Sabah govt confusing people on water supply issue, says former CM

Former Sabah chief minister Yong Teck Lee says a state minister is saying one thing while the Water Department is saying another.

KOTA KINABALU: Former chief minister Yong Teck Lee has accused the Sabah government of causing confusion over the water supply situation in the state amid conflicting statements by various authorities.

He said state Infrastructure Development Minister Peter Anthony had explained that there was water supply disruption in some parts of Sabah due to the dry weather. However, the Water Department said the water in dams and rivers can last another two months.
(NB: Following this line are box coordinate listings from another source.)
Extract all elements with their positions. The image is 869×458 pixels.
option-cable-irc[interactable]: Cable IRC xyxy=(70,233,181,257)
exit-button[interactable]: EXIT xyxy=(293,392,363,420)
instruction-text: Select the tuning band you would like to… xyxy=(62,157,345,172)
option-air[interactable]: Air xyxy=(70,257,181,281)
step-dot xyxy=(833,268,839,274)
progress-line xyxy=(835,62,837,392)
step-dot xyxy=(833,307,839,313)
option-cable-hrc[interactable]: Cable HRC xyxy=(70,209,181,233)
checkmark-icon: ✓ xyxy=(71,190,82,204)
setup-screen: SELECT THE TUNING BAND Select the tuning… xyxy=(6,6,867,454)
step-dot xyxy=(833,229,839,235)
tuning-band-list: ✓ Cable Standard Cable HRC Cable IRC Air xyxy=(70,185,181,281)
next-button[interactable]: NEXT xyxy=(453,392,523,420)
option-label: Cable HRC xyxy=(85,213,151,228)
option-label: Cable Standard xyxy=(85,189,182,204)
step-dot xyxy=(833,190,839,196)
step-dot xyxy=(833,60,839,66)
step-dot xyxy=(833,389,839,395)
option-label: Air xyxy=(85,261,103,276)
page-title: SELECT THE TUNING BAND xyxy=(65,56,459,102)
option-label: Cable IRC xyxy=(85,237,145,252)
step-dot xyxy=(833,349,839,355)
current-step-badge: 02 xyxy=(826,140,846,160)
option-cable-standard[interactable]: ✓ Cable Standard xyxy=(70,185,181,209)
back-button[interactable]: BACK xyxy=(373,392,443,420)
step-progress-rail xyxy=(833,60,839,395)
Adding to the confusion, he said, was the statement by Water and Natural Resources Minister Xavier Jayakumar who listed on Sunday six states facing water supply problems due to the dry spell: Johor, Negeri Sembilan, Perak, Kedah, Pahang and Kelantan – but not Sabah.

Yong, who is president of the Sabah Progressive Party, said Sabah Water Department director Amarjit Singh had assured earlier this month that the state has enough water to last about two months.

He also claimed the state government was using the dry spell to justify its decision to build a mega dam in Papar.

Anthony had said the construction of the RM2 billion dam would start next year and that the project was at the design and surveying phase.

He said the dam would ensure adequate water supply to the growing population in areas surrounding Paper, particularly Kota Kinabalu and Penampang.

“Although we have the Babagon dam and water treatment plants in Tuaran and Beaufort, those are inadequate. If the Papar dam is not built, then the water problem will persist,” Anthony said.

But Yong reminded the state government that the Water Department had cancelled the Tawau and Lahad Datu dam projects the day Amarjit took office as its director.

“The minister has to explain such inconsistencies in decision-making,” he added.

On Anthony’s statement that Amarjit’s appointment as director was lawful, Yong said the matter was for the courts to decide.